あさひ湯には有料サウナとは別に無料で入れるスチームサウナがあって、閉店の2時間前くらい、午後10時くらいにはスチームサウナのプロが集う。
(スチームサウナのプロというのは、スチームサウナ内に大浴場の風呂のお湯を撒き散らし、通常以上のスチームを起こす人たち。スチームサウナのある銭湯にはそういう常連がいることがある。この日のあさひ湯には3人のプロがいた。)

一人はスチームサウナの扉を(歯を磨きながら)開き、残りの二人がテンポ良く柚子湯をスチームサウナ内に撒く。
冬至にあさひ湯を選んだ理由はこれを期待したから。まさに期待通りの特製プロ仕様のゆずスチームサウナに巡り会えた。

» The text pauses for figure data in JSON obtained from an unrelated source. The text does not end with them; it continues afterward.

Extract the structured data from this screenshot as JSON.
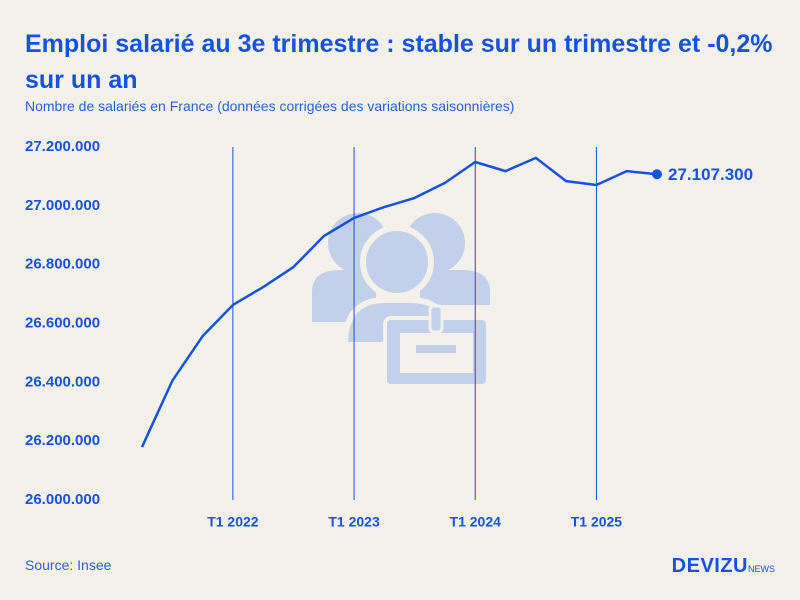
{
  "chart_data": {
    "type": "line",
    "title": "Emploi salarié au 3e trimestre : stable sur un trimestre et -0,2% sur un an",
    "subtitle": "Nombre de salariés en France (données corrigées des variations saisonnières)",
    "source": "Source: Insee",
    "brand": "DEVIZU",
    "brand_suffix": "NEWS",
    "color": "#1652e0",
    "categories": [
      null,
      null,
      null,
      "T1 2022",
      null,
      null,
      null,
      "T1 2023",
      null,
      null,
      null,
      "T1 2024",
      null,
      null,
      null,
      "T1 2025",
      null,
      null
    ],
    "values": [
      26180000,
      26405000,
      26557000,
      26663000,
      26724000,
      26792000,
      26897000,
      26959000,
      26996000,
      27027000,
      27078000,
      27149000,
      27118000,
      27163000,
      27084000,
      27071000,
      27118000,
      27107300
    ],
    "value_labels": [
      null,
      null,
      null,
      null,
      null,
      null,
      null,
      null,
      null,
      null,
      null,
      null,
      null,
      null,
      null,
      null,
      null,
      "27.107.300"
    ],
    "ylim": [
      26000000,
      27200000
    ],
    "yticks": [
      {
        "value": 26000000,
        "label": "26.000.000"
      },
      {
        "value": 26200000,
        "label": "26.200.000"
      },
      {
        "value": 26400000,
        "label": "26.400.000"
      },
      {
        "value": 26600000,
        "label": "26.600.000"
      },
      {
        "value": 26800000,
        "label": "26.800.000"
      },
      {
        "value": 27000000,
        "label": "27.000.000"
      },
      {
        "value": 27200000,
        "label": "27.200.000"
      }
    ]
  }
}
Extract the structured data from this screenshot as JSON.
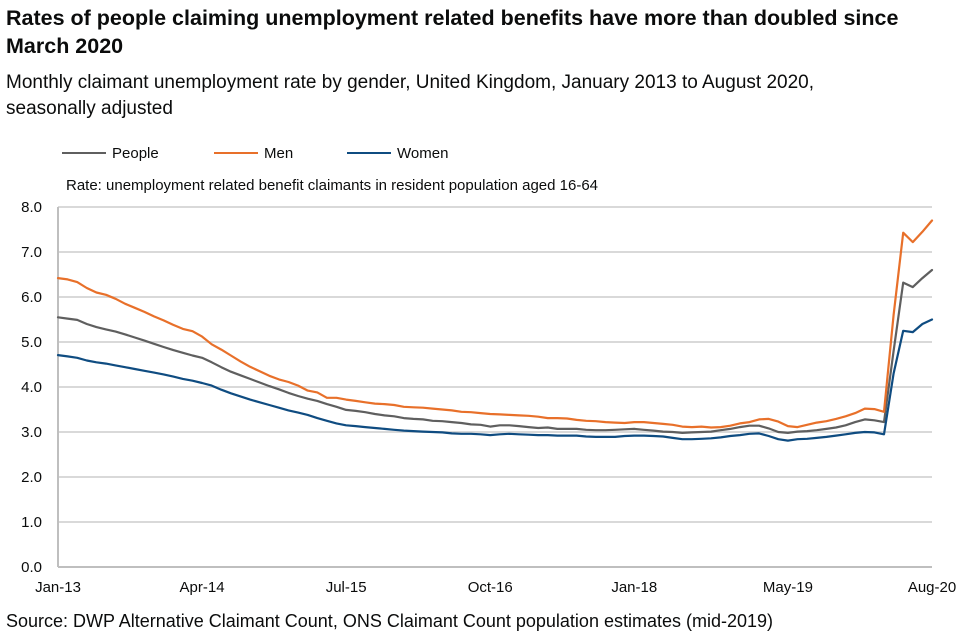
{
  "header": {
    "title": "Rates of people claiming unemployment related benefits have more than doubled since March 2020",
    "subtitle": "Monthly claimant unemployment rate by gender, United Kingdom, January 2013 to August 2020, seasonally adjusted"
  },
  "source": "Source: DWP Alternative Claimant Count, ONS Claimant Count population estimates (mid-2019)",
  "chart_data": {
    "type": "line",
    "title": "Rates of people claiming unemployment related benefits have more than doubled since March 2020",
    "subtitle": "Monthly claimant unemployment rate by gender, United Kingdom, January 2013 to August 2020, seasonally adjusted",
    "xlabel": "",
    "ylabel": "Rate: unemployment related benefit claimants in resident population aged 16-64",
    "x_start": "Jan-2013",
    "x_end": "Aug-2020",
    "x_frequency": "monthly",
    "x_ticks": [
      {
        "label": "Jan-13",
        "index": 0
      },
      {
        "label": "Apr-14",
        "index": 15
      },
      {
        "label": "Jul-15",
        "index": 30
      },
      {
        "label": "Oct-16",
        "index": 45
      },
      {
        "label": "Jan-18",
        "index": 60
      },
      {
        "label": "May-19",
        "index": 76
      },
      {
        "label": "Aug-20",
        "index": 91
      }
    ],
    "y_ticks": [
      "0.0",
      "1.0",
      "2.0",
      "3.0",
      "4.0",
      "5.0",
      "6.0",
      "7.0",
      "8.0"
    ],
    "ylim": [
      0,
      8
    ],
    "grid": true,
    "legend_position": "top-left",
    "series": [
      {
        "name": "People",
        "color": "#5f5f5f",
        "values": [
          5.55,
          5.52,
          5.49,
          5.4,
          5.33,
          5.28,
          5.23,
          5.17,
          5.1,
          5.03,
          4.96,
          4.89,
          4.82,
          4.76,
          4.7,
          4.65,
          4.55,
          4.44,
          4.34,
          4.26,
          4.18,
          4.1,
          4.02,
          3.95,
          3.87,
          3.8,
          3.74,
          3.69,
          3.62,
          3.56,
          3.49,
          3.47,
          3.44,
          3.4,
          3.37,
          3.35,
          3.31,
          3.29,
          3.28,
          3.25,
          3.24,
          3.22,
          3.2,
          3.17,
          3.16,
          3.12,
          3.15,
          3.15,
          3.13,
          3.11,
          3.09,
          3.1,
          3.07,
          3.07,
          3.07,
          3.05,
          3.04,
          3.04,
          3.05,
          3.06,
          3.07,
          3.05,
          3.03,
          3.01,
          3.0,
          2.98,
          2.99,
          3.0,
          3.01,
          3.04,
          3.07,
          3.11,
          3.14,
          3.14,
          3.08,
          3.0,
          2.98,
          3.01,
          3.02,
          3.04,
          3.07,
          3.1,
          3.15,
          3.22,
          3.28,
          3.26,
          3.22,
          4.8,
          6.32,
          6.22,
          6.42,
          6.6
        ]
      },
      {
        "name": "Men",
        "color": "#e8702a",
        "values": [
          6.42,
          6.39,
          6.33,
          6.2,
          6.1,
          6.05,
          5.96,
          5.85,
          5.76,
          5.67,
          5.57,
          5.48,
          5.38,
          5.29,
          5.24,
          5.12,
          4.95,
          4.83,
          4.7,
          4.57,
          4.45,
          4.35,
          4.25,
          4.17,
          4.11,
          4.03,
          3.92,
          3.88,
          3.76,
          3.76,
          3.72,
          3.69,
          3.66,
          3.63,
          3.62,
          3.6,
          3.56,
          3.55,
          3.54,
          3.52,
          3.5,
          3.48,
          3.45,
          3.44,
          3.42,
          3.4,
          3.39,
          3.38,
          3.37,
          3.36,
          3.34,
          3.31,
          3.31,
          3.3,
          3.27,
          3.25,
          3.24,
          3.22,
          3.21,
          3.2,
          3.22,
          3.22,
          3.2,
          3.18,
          3.16,
          3.12,
          3.11,
          3.12,
          3.1,
          3.11,
          3.14,
          3.19,
          3.22,
          3.28,
          3.29,
          3.23,
          3.13,
          3.11,
          3.16,
          3.21,
          3.24,
          3.29,
          3.35,
          3.42,
          3.52,
          3.51,
          3.45,
          5.6,
          7.43,
          7.22,
          7.45,
          7.7
        ]
      },
      {
        "name": "Women",
        "color": "#0f4c81",
        "values": [
          4.71,
          4.68,
          4.65,
          4.59,
          4.55,
          4.52,
          4.48,
          4.44,
          4.4,
          4.36,
          4.32,
          4.28,
          4.23,
          4.18,
          4.14,
          4.09,
          4.03,
          3.94,
          3.86,
          3.79,
          3.72,
          3.66,
          3.6,
          3.54,
          3.48,
          3.43,
          3.38,
          3.31,
          3.25,
          3.19,
          3.15,
          3.13,
          3.11,
          3.09,
          3.07,
          3.05,
          3.03,
          3.02,
          3.01,
          3.0,
          2.99,
          2.97,
          2.96,
          2.96,
          2.95,
          2.93,
          2.95,
          2.96,
          2.95,
          2.94,
          2.93,
          2.93,
          2.92,
          2.92,
          2.92,
          2.9,
          2.89,
          2.89,
          2.89,
          2.91,
          2.92,
          2.92,
          2.91,
          2.9,
          2.87,
          2.84,
          2.84,
          2.85,
          2.86,
          2.88,
          2.91,
          2.93,
          2.96,
          2.97,
          2.91,
          2.84,
          2.81,
          2.84,
          2.85,
          2.87,
          2.89,
          2.92,
          2.95,
          2.98,
          3.0,
          2.99,
          2.95,
          4.3,
          5.25,
          5.22,
          5.4,
          5.5
        ]
      }
    ]
  }
}
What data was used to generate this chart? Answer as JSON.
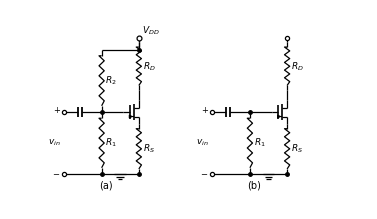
{
  "background_color": "#ffffff",
  "line_color": "#000000",
  "label_a": "(a)",
  "label_b": "(b)",
  "VDD_label": "$V_{DD}$",
  "RD_label": "$R_D$",
  "R1_label": "$R_1$",
  "R2_label": "$R_2$",
  "RS_label": "$R_S$",
  "vin_label": "$v_{in}$",
  "figsize": [
    3.77,
    2.19
  ],
  "dpi": 100,
  "xlim": [
    0,
    10
  ],
  "ylim": [
    0,
    5.8
  ]
}
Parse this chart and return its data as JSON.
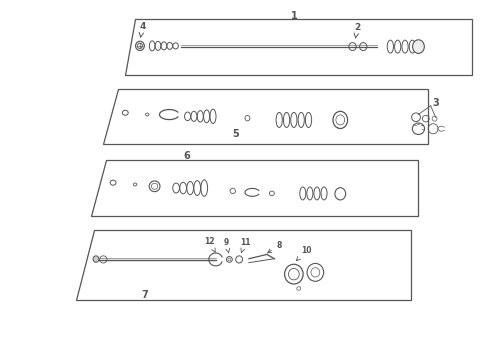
{
  "bg_color": "#ffffff",
  "line_color": "#555555",
  "panels": [
    {
      "label": "1",
      "xl": 0.24,
      "xr": 0.96,
      "yt": 0.95,
      "yb": 0.78,
      "skew": 0.1
    },
    {
      "label": "5",
      "xl": 0.2,
      "xr": 0.84,
      "yt": 0.74,
      "yb": 0.53,
      "skew": 0.1
    },
    {
      "label": "6",
      "xl": 0.18,
      "xr": 0.82,
      "yt": 0.52,
      "yb": 0.33,
      "skew": 0.1
    },
    {
      "label": "7",
      "xl": 0.16,
      "xr": 0.8,
      "yt": 0.32,
      "yb": 0.08,
      "skew": 0.1
    }
  ]
}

俺にとって銭湯は、わがままに入りたい湯に入り、自分の居たいところを占領し、思う存分お風呂を満喫する場というよりも、他のお客さんに気を配り、混み具合を見定めて自分がどこにいるべきか、思いやりを持って過ごす人たちが集まる場。
例えば、プロたちがスチームサウナを楽しむ時間には他のお客さんはスチームサウナの利用を控えたり、水風呂に入りたそうな人がいればその人に譲ったり、銭湯を好む人たちは、そういった行動をごく自然と行う。そんな場で自分も同じように気を使い思いやりを持った行動に取り組むことに心地よさを感じる。
だけどこの日のゆずスチームサウナがどうしても羨ましくて、勇気を出して「自分も入っていいですか?」と初めてプロたちに声をかけた。
お湯撒きを取り締まるリーダーらしき方は「ええよええよ。ゆずの匂いすごいやろ。ごめんな」と逆に恐縮し、俺の分の席を用意してくれた。

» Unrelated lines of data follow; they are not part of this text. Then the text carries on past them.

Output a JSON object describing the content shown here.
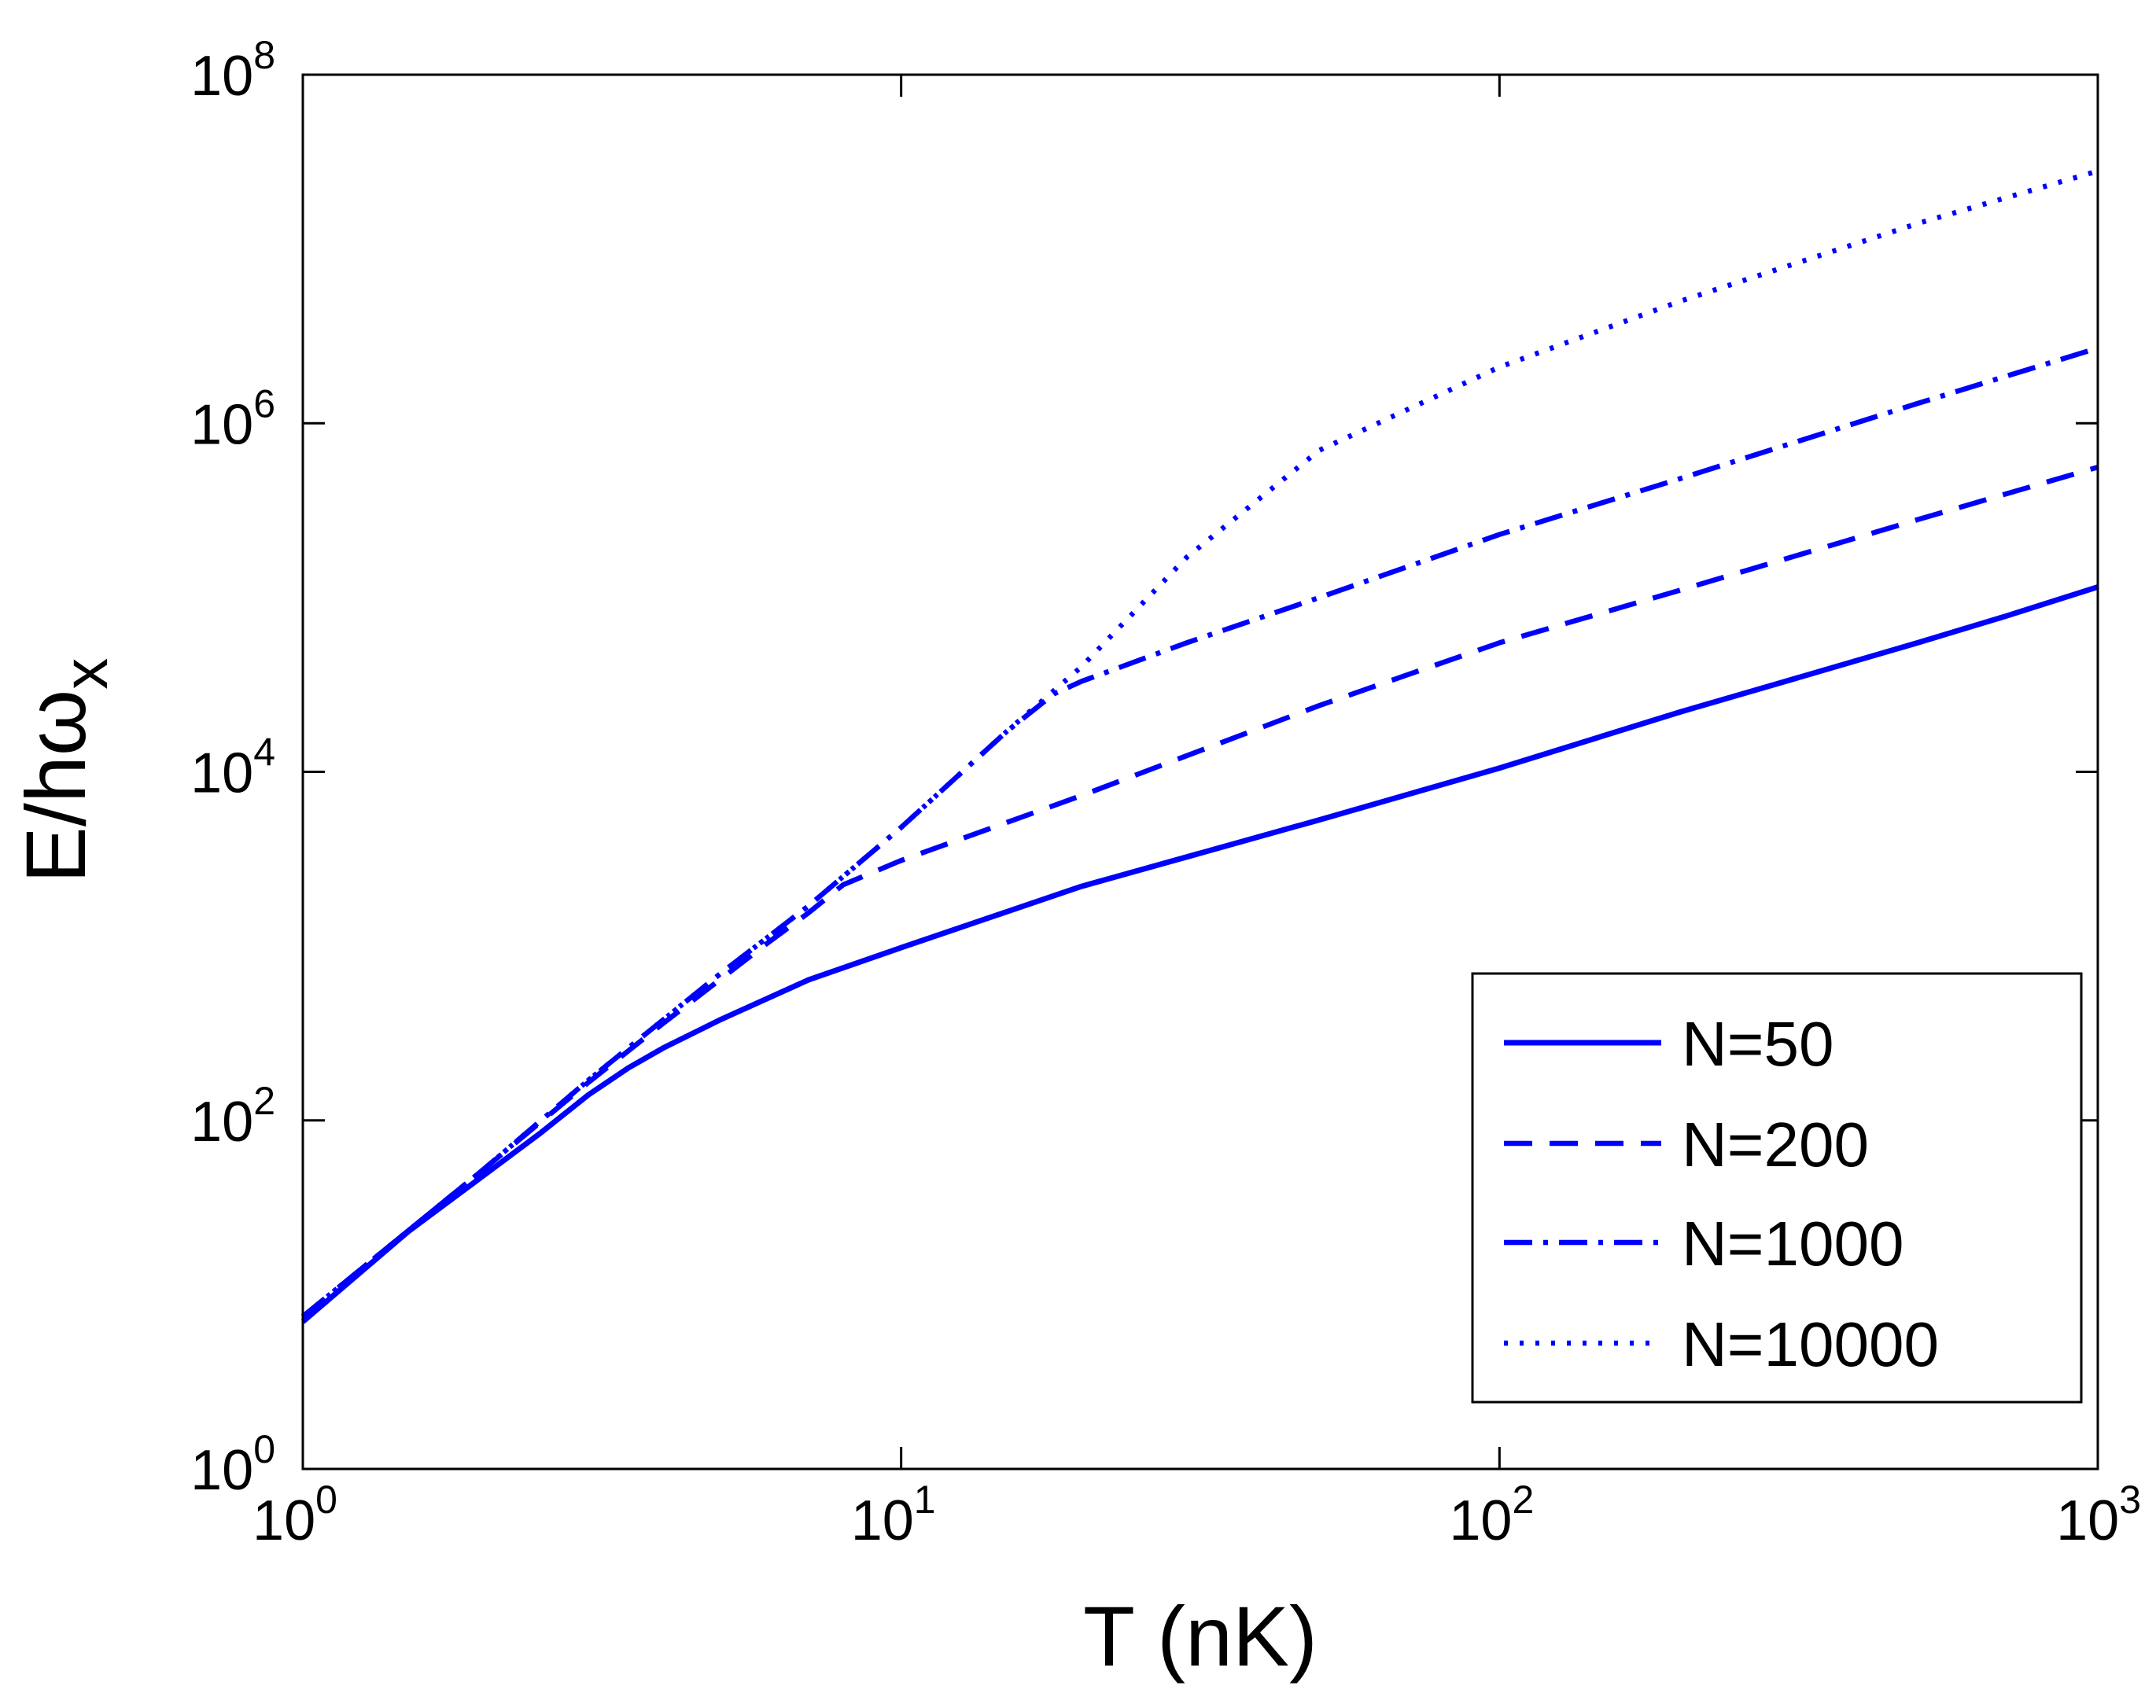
{
  "chart_data": {
    "type": "line",
    "xscale": "log",
    "yscale": "log",
    "xlim": [
      1,
      1000
    ],
    "ylim": [
      1,
      100000000
    ],
    "xlabel": "T (nK)",
    "ylabel_main": "E/hω",
    "ylabel_sub": "x",
    "x_ticks": [
      {
        "value": 1,
        "base": "10",
        "exp": "0"
      },
      {
        "value": 10,
        "base": "10",
        "exp": "1"
      },
      {
        "value": 100,
        "base": "10",
        "exp": "2"
      },
      {
        "value": 1000,
        "base": "10",
        "exp": "3"
      }
    ],
    "y_ticks": [
      {
        "value": 1,
        "base": "10",
        "exp": "0"
      },
      {
        "value": 100,
        "base": "10",
        "exp": "2"
      },
      {
        "value": 10000,
        "base": "10",
        "exp": "4"
      },
      {
        "value": 1000000,
        "base": "10",
        "exp": "6"
      },
      {
        "value": 100000000,
        "base": "10",
        "exp": "8"
      }
    ],
    "legend_position": "bottom-right",
    "color": "#0000ff",
    "series": [
      {
        "name": "N=50",
        "style": "solid",
        "x": [
          1,
          1.5,
          2,
          2.5,
          3,
          3.5,
          4,
          5,
          7,
          10,
          20,
          50,
          100,
          200,
          300,
          500,
          700,
          1000
        ],
        "y": [
          7,
          23,
          48,
          85,
          140,
          200,
          260,
          380,
          640,
          980,
          2200,
          5300,
          10500,
          22000,
          33000,
          55000,
          78000,
          115000
        ]
      },
      {
        "name": "N=200",
        "style": "dashed",
        "x": [
          1,
          2,
          3,
          4,
          5,
          6,
          7,
          8,
          10,
          20,
          50,
          100,
          200,
          500,
          1000
        ],
        "y": [
          7.5,
          52,
          165,
          360,
          650,
          1050,
          1550,
          2250,
          3100,
          7300,
          24000,
          55000,
          110000,
          280000,
          560000
        ]
      },
      {
        "name": "N=1000",
        "style": "dashdot",
        "x": [
          1,
          2,
          3,
          5,
          7,
          10,
          15,
          18,
          20,
          30,
          50,
          100,
          200,
          500,
          1000
        ],
        "y": [
          7.5,
          52,
          170,
          700,
          1700,
          4800,
          17000,
          28000,
          33000,
          55000,
          100000,
          230000,
          480000,
          1300000,
          2700000
        ]
      },
      {
        "name": "N=10000",
        "style": "dotted",
        "x": [
          1,
          2,
          3,
          5,
          7,
          10,
          15,
          20,
          30,
          50,
          100,
          200,
          500,
          1000
        ],
        "y": [
          7.5,
          52,
          170,
          700,
          1700,
          4800,
          17000,
          40000,
          170000,
          700000,
          2100000,
          5000000,
          14000000,
          28000000
        ]
      }
    ]
  }
}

お湯を撒いた後のスチームサウナは想像よりも暑くなく、ムンムンと立ち籠る湿気が心地いい。そして、強烈なほどに芳しいゆずの香りが最高に落ち着く。
スチームサウナを堪能して水風呂に入り、外気浴をしていると、リーダーが「もうおっちゃん上がるけどゆずやるか?」って閉店間際に俺のために沢山の柚子湯をスチームサウナに撒いてくれた。

いい銭湯には素敵なコミュニティが生まれる。世代も業種も異なるその銭湯を好む人たちによるコミュニティ。ここに限らずそれぞれの銭湯ごとに、行かないとわからない豊かなコミュニティがあるんだろうな。